Gov. Gavin Newsom addresses reporters after signing a package of measures to redraw the state’s Congressional districts and put new maps before voters in a special election, in Sacramento, Calif.,Thursday, Aug. 21, 2025. (AP Photo/Rich Pedroncelli)
California urged the U.S. Supreme Court to reject Republican efforts to block the state’s voter-approved congressional map Thursday, arguing that its elections are already underway and that stopping California now — after allowing Texas’ GOP gerrymander to proceed — would disrupt active campaigns and hand one party an unfair advantage.
California’s response lands as Republicans are asking the Supreme Court to freeze Proposition 50, the ballot measure California voters overwhelmingly passed last fall to redraw congressional districts in response to Texas’ midcycle Republican gerrymander.
A federal district court already refused to intervene and block the map. Now, California is telling the justices that stepping in would defy what the court has long warned against — changing election rules midstream.
At the center of the state’s argument is the Purcell principle, a Supreme Court doctrine that says courts should not alter election rules once an election is close or underway because of the risk of voter confusion and administrative chaos.
California’s message is simple: the Court applied Purcell to protect Texas’ map when its election was still far off — even after a lower court found Texas’ map was a racial gerrymander — and it must do the same here, where the election is even closer.
“About two months ago, this Court applied Purcell to allow Texas to use its recently enacted, partisan-gerrymandered map for the 2026 elections,” the state wrote. “At that point, the general election was eleven months away, and Texas’s primary election was four months off.”
California pointed out that the timeline now is even tighter.
“Since December 19, candidates have been authorized to collect voter signatures, which may be submitted in lieu of the candidate filing fee,” the response reads. “Candidates have needed to know for weeks which district they are running in and what its boundaries will be.”
Beyond timing, California framed the case as a test of fairness.
The state accused Republicans of asking the Court to impose one rule for GOP-led states and another for Democratic-led ones — blocking California’s response while letting Texas’ gerrymander stand.
“Plaintiffs are asking the Court to treat California’s map differently from how it treated Texas’s map,” the state added, “thereby allowing a Republican-led State to engage in partisan gerrymandering while forbidding a Democratic-led State from responding in kind.”
The filing repeatedly stressed that Proposition 50 was not imposed by politicians, as has been the case in GOP-controlled states, but approved directly by voters.
“Ultimately, California voters overwhelmingly approved the measure, with 64% voting in support,” the state wrote. “The requested relief would nullify the choice of millions of voters and displace state election laws in the middle of an active primary campaign.”
California’s response further underscored a striking irony: the Supreme Court has already described the very type of map Republicans are now challenging — using its own words — as partisan.

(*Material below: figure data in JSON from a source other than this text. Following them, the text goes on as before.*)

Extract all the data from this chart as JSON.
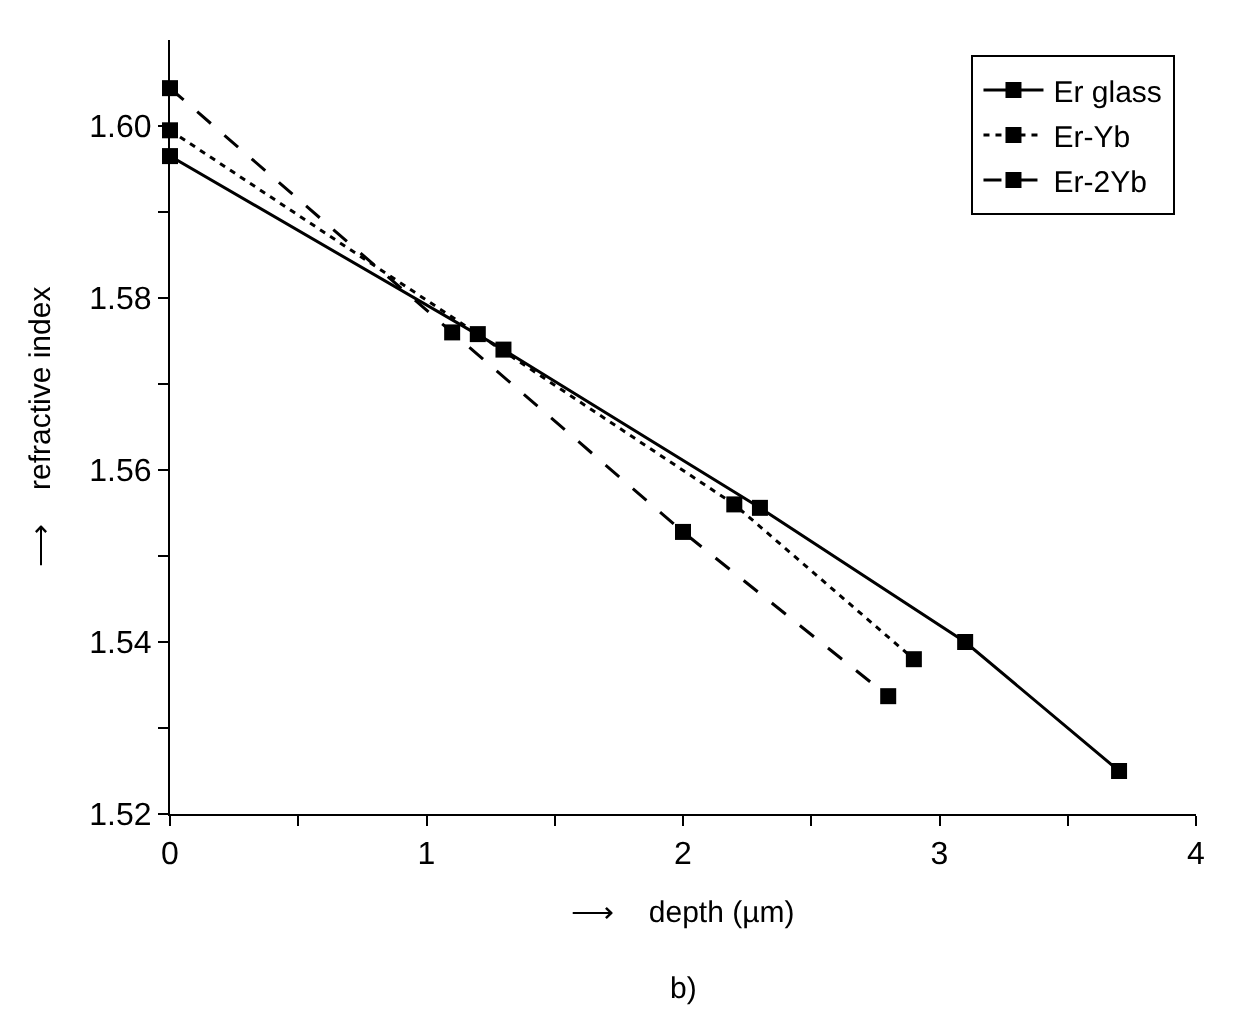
{
  "chart_data": {
    "type": "line",
    "xlabel": "⟶    depth (µm)",
    "ylabel": "⟶    refractive index",
    "annotations": [
      "b)"
    ],
    "xlim": [
      0,
      4
    ],
    "ylim": [
      1.52,
      1.61
    ],
    "xticks": [
      0,
      {
        "value": 0.5,
        "label": null
      },
      1,
      {
        "value": 1.5,
        "label": null
      },
      2,
      {
        "value": 2.5,
        "label": null
      },
      3,
      {
        "value": 3.5,
        "label": null
      },
      4
    ],
    "yticks": [
      {
        "value": 1.52,
        "label": "1.52"
      },
      {
        "value": 1.53,
        "label": null
      },
      {
        "value": 1.54,
        "label": "1.54"
      },
      {
        "value": 1.55,
        "label": null
      },
      {
        "value": 1.56,
        "label": "1.56"
      },
      {
        "value": 1.57,
        "label": null
      },
      {
        "value": 1.58,
        "label": "1.58"
      },
      {
        "value": 1.59,
        "label": null
      },
      {
        "value": 1.6,
        "label": "1.60"
      }
    ],
    "legend": "top right",
    "marker": "square",
    "series": [
      {
        "name": "Er glass",
        "color": "#000000",
        "line_style": "solid",
        "x": [
          0,
          1.3,
          2.3,
          3.1,
          3.7
        ],
        "values": [
          1.5965,
          1.574,
          1.5556,
          1.54,
          1.525
        ]
      },
      {
        "name": "Er-Yb",
        "color": "#000000",
        "line_style": "dotted",
        "x": [
          0,
          1.2,
          2.2,
          2.9
        ],
        "values": [
          1.5995,
          1.5758,
          1.556,
          1.538
        ]
      },
      {
        "name": "Er-2Yb",
        "color": "#000000",
        "line_style": "dashed",
        "x": [
          0,
          1.1,
          2.0,
          2.8
        ],
        "values": [
          1.6044,
          1.576,
          1.5528,
          1.5337
        ]
      }
    ]
  }
}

In Texas’s redistricting case, multiple justices acknowledged that California’s response was driven by politics and nothing else.
“It is indisputable,” the Court wrote, “that the impetus for the new map in California was partisan advantage pure and simple.”
California ultimately seized on the Court’s own words to make Republicans’ case even weaker, arguing that they are not disputing that Proposition 50 is partisan — they are asking the Court to treat partisanship as illegal only when Democrats do it.